Il 4-4-2 diamond di Maran: In vista del match contro il Sassuolo, il tecnico del Cagliari non cambierà modulo, utilizzando il 4-1-2-1-2 (o 4-4-2 diamond), modulo che può essere interpretato come un 4-4-2 reinventato e rivisitato, con il centrocampo schierato a diamante.

I vertici di quest’ultimo sono formati da due giocatori dalle caratteristiche opposte: uno in posizione bassa o davanti alla difesa (Bradaric o Cigarini) e uno in posizione alta (Birsa o Barella), libero di svariare su tutto il fronte offensivo.

Nei vertici laterali della mediana, si suole utilizzare giocatori che sono più propensi a difendere e che sappiano effettuare entrambe le fasi di gioco (Ionita con FaragòBarella).
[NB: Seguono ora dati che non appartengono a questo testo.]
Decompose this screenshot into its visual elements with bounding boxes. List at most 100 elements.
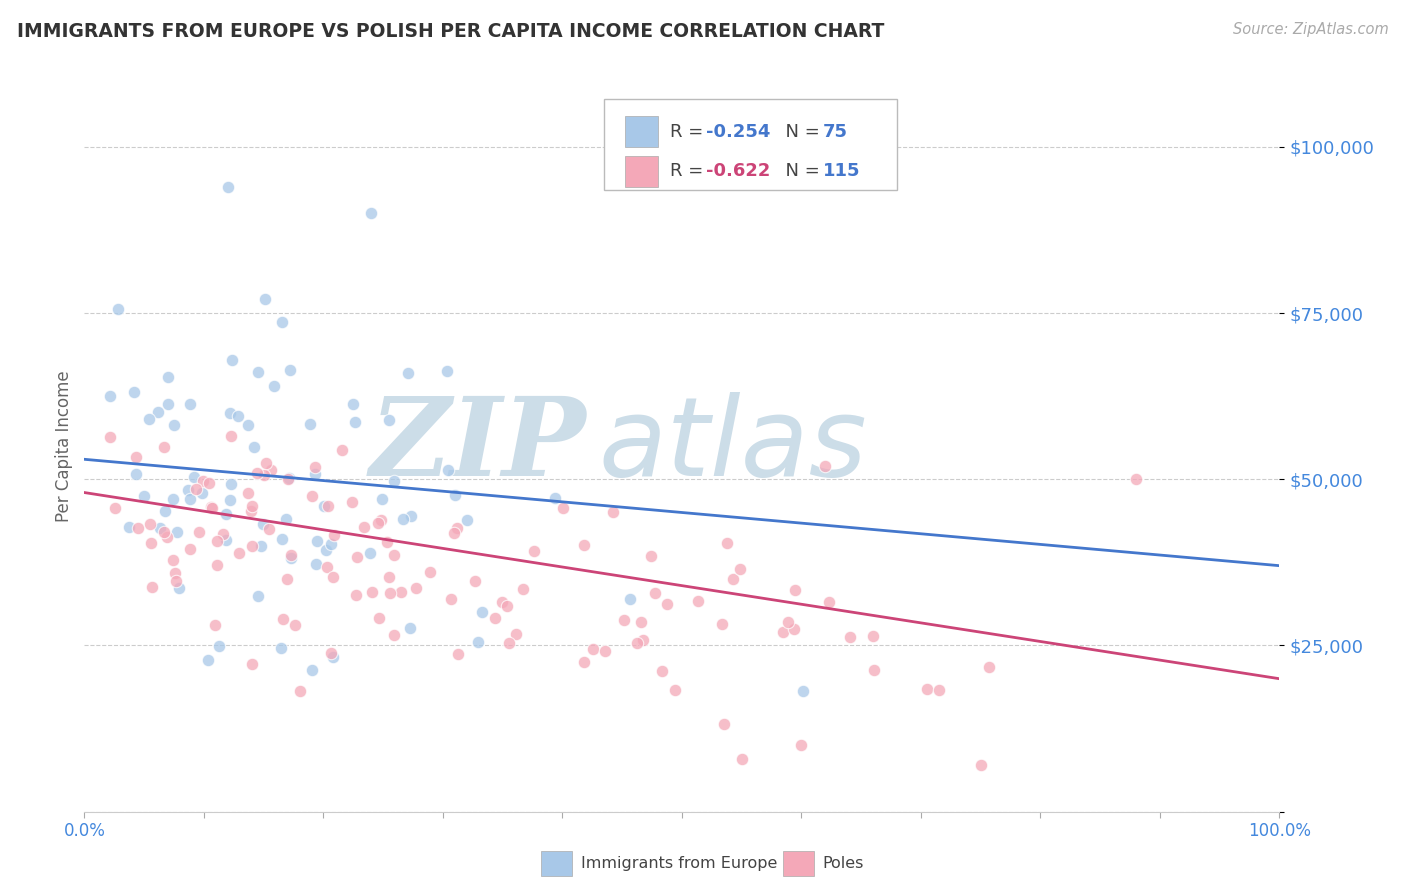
Point bbox=[444, 488, 467, 502]
Text: Poles: Poles bbox=[823, 856, 863, 871]
Point bbox=[456, 513, 478, 527]
Point bbox=[602, 505, 624, 519]
Point bbox=[204, 618, 226, 632]
Point bbox=[346, 549, 368, 564]
Point bbox=[368, 611, 391, 625]
Point bbox=[716, 536, 738, 550]
Point bbox=[247, 589, 270, 603]
Point bbox=[377, 413, 399, 427]
Point bbox=[572, 655, 595, 669]
Point bbox=[728, 562, 751, 576]
Point bbox=[818, 595, 841, 609]
Point bbox=[236, 417, 259, 432]
Point bbox=[276, 512, 298, 526]
Point bbox=[240, 499, 263, 513]
Point bbox=[446, 521, 468, 535]
Text: ZIP: ZIP bbox=[370, 392, 586, 500]
Point bbox=[252, 517, 274, 532]
Point bbox=[544, 491, 567, 505]
Text: atlas: atlas bbox=[599, 392, 868, 500]
Point bbox=[197, 653, 219, 667]
Point bbox=[271, 612, 294, 626]
Point bbox=[522, 543, 544, 558]
Point bbox=[353, 520, 375, 534]
Point bbox=[792, 684, 814, 698]
Text: Immigrants from Europe: Immigrants from Europe bbox=[581, 856, 778, 871]
Point bbox=[375, 534, 398, 549]
Point bbox=[343, 415, 366, 429]
Point bbox=[186, 482, 208, 496]
Point bbox=[176, 483, 198, 497]
Point bbox=[104, 501, 127, 516]
Point bbox=[399, 508, 422, 523]
Point bbox=[205, 558, 228, 573]
Point bbox=[655, 597, 678, 611]
Point bbox=[315, 559, 337, 574]
Point bbox=[118, 520, 141, 534]
Point bbox=[156, 530, 179, 544]
Point bbox=[640, 549, 662, 563]
Point bbox=[319, 646, 342, 660]
Point bbox=[205, 533, 228, 548]
Point bbox=[240, 539, 263, 553]
Point bbox=[217, 179, 239, 194]
Point bbox=[139, 535, 162, 549]
Point bbox=[572, 538, 595, 552]
Point bbox=[664, 683, 686, 698]
Point bbox=[141, 581, 163, 595]
Point bbox=[152, 440, 174, 454]
Point bbox=[198, 476, 221, 491]
Point bbox=[392, 511, 415, 525]
Point bbox=[191, 486, 214, 500]
Point bbox=[370, 512, 392, 526]
Point bbox=[191, 474, 214, 488]
Point bbox=[162, 553, 184, 567]
Point bbox=[551, 500, 574, 515]
Point bbox=[361, 584, 384, 599]
Point bbox=[125, 467, 148, 481]
Point bbox=[167, 581, 190, 595]
Point bbox=[277, 472, 299, 486]
Point bbox=[221, 428, 243, 442]
Point bbox=[100, 429, 122, 443]
Point bbox=[862, 629, 884, 643]
Point bbox=[98, 389, 121, 403]
Point bbox=[243, 440, 266, 454]
Point bbox=[246, 365, 269, 379]
Point bbox=[382, 549, 405, 563]
Point bbox=[162, 491, 184, 506]
Point bbox=[436, 463, 458, 477]
Point bbox=[783, 622, 806, 636]
Point bbox=[322, 570, 344, 584]
Point bbox=[711, 616, 734, 631]
Point bbox=[304, 459, 326, 474]
Point bbox=[166, 525, 188, 540]
Point bbox=[785, 582, 807, 597]
Point bbox=[436, 364, 458, 378]
Point bbox=[464, 574, 486, 588]
Point bbox=[138, 411, 160, 425]
Point bbox=[155, 504, 177, 518]
Point bbox=[139, 517, 162, 532]
Point bbox=[970, 758, 993, 772]
Point bbox=[307, 534, 329, 549]
Point bbox=[305, 557, 328, 571]
Point bbox=[107, 301, 129, 316]
Point bbox=[723, 572, 745, 586]
Point bbox=[419, 566, 441, 580]
Point bbox=[276, 572, 298, 586]
Text: R =: R = bbox=[671, 123, 709, 141]
Point bbox=[772, 624, 794, 639]
Point bbox=[467, 634, 489, 648]
Point bbox=[839, 630, 862, 644]
Point bbox=[321, 537, 343, 551]
Point bbox=[440, 591, 463, 606]
Point bbox=[367, 516, 389, 531]
Point bbox=[484, 611, 506, 625]
Point bbox=[371, 491, 394, 506]
Point bbox=[322, 649, 344, 664]
Text: 115: 115 bbox=[823, 162, 860, 180]
FancyBboxPatch shape bbox=[605, 99, 897, 190]
Point bbox=[228, 546, 250, 560]
Point bbox=[200, 500, 222, 514]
La disposizione a diamante permette di avere superiorità numerica in posizione centrale e nella retroguardia, lasciando relativa libertà al trequartista (Birsa o Barella) di agire tra le linee.

Davanti al portiere (Cragno), vengono schierati 4 difensori: i 2 laterali – uno a destra (Srna) e uno a sinistra (Padoin) hanno compiti di spinta e di copertura preventiva quando il pallone è in possesso degli avversari.

Il discorso è differente per quanto concerne i difensori centrali. Generalmente, come già sottolineato nella nostra lavagna tattica, nel 4-1-2-1-2 vengono utilizzati due difensori forti fisicamente, capaci di contrastare gli avanti avversari nel gioco aereo e di mantenere la posizione.

Per il Sassuolo, con ogni probabilità Maran seguirà questo concetto generale del suo 4-4-2 diamond ma cambiando i suoi aspetti specifici, puntando su due centrali dalle caratteristiche diverse: uno abile in fase di impostazione (Ceppitelli) e l’altro in quella di marcatura preventiva (Pisacane o Romagna).

L’attacco, infine, è composto da un centravanti che faccia salire la squadra giocando di sponda e che mantenga alto il baricentro della sua squadra (Pavoletti) e da una seconda punta (Joao Pedro) che inizialmente parte sulla stessa linea dell’altro attaccante ma che, grazie al suo movimento a prendere palla, può trasformare il modulo dal 4-3-1-2 al 4-3-2-1.